Many planetary objects rotate rapidly and  experience persistent perturbations so that the flow is not uniform rotation (e.g precessional and/or tidal forces cause distortions of the rotating flow). If this distortion is large enough the flow can become unstable and ultimately a turbulent state can arise. Appreciating exactly what flow response is generated is  important for understanding many geophysical and astrophysical processes (e.g. the geodynamo and the subterranean ocean on Enceladus - Wilson & Kerswell, EPSL, 2018). The initial instability can be understood as the excitation of normal modes - variously called inertial waves or Poincare modes - on top of uniform rotation. Once they reach finite but still small amplitude, a weak wave turbulence approximation is then applicable. Current work is looking at how to use this approximation to make predictions about the flow response. 

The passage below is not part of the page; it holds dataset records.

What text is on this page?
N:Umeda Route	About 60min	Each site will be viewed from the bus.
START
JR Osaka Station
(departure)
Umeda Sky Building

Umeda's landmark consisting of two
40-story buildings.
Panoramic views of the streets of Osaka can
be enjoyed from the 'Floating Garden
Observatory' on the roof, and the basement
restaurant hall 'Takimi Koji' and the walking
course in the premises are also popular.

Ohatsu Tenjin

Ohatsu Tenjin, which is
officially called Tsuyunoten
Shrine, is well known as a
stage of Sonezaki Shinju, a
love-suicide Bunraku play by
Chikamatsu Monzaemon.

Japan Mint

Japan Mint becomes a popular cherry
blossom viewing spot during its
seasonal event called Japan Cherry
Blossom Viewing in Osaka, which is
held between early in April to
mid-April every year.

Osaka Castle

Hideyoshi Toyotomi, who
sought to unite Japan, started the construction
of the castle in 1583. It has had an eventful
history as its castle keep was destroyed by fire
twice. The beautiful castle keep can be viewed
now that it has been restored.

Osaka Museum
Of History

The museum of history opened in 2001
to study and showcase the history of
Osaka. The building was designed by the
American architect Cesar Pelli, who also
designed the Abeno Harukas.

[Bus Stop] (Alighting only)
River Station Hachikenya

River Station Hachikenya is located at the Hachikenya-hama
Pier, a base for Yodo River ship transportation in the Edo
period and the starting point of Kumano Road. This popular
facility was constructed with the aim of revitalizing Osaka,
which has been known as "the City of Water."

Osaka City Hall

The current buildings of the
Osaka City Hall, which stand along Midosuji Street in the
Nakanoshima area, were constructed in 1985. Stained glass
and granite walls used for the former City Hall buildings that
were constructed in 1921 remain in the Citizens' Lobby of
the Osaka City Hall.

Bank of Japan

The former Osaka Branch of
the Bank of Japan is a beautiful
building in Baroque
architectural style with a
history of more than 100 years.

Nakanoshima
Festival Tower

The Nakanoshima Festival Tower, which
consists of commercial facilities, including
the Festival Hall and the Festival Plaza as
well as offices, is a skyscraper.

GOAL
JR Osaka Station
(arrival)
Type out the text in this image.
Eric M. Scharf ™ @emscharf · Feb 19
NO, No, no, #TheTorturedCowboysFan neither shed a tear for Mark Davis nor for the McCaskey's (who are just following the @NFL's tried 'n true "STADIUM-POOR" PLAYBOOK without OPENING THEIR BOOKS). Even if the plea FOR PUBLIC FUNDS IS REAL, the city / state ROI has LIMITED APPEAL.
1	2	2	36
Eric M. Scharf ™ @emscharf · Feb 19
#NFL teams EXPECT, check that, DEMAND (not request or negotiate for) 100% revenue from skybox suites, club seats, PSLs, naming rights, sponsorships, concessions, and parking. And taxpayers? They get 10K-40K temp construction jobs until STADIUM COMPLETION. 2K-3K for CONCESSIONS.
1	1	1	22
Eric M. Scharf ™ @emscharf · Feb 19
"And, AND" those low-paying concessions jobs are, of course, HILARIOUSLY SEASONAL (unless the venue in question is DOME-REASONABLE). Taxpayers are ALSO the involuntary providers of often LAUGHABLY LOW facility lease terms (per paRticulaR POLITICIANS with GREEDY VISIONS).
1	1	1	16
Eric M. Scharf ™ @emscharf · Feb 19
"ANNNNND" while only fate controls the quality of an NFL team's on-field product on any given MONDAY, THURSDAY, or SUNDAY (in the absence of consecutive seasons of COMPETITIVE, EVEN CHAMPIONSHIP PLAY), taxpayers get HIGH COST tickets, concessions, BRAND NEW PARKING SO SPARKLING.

Variational methods provide a unique approach to derive rigorous inequality information on turbulence in the form of bounds on key global properties such as heat flux in convection, momentum flux in shear flow or mass flux in a pressured-driven flow. The hope is that these bounds at least capture the correct asymptotic scaling with the parameter(s) of the problem (e.g. the heat flux with the Rayleigh number scaling in Boussinesq convection as in figure) and at best also produce relevant flow fields. Recently we have been exploring efficient ways to solve the Euler-Lagrange equations which emerge from these problems (e.g. Wen et al. Phys. Rev. E  2015) and pushing known techniques such as the Background method to the limits (e.g. Ding & Kerswell J. Fluid Mech. 2020). One goal of this approach is to establish a bridge between actual solutions of the underlying governing equations and a variational problem which maximises some key quantities subject to just a subset of the dynamical constraints.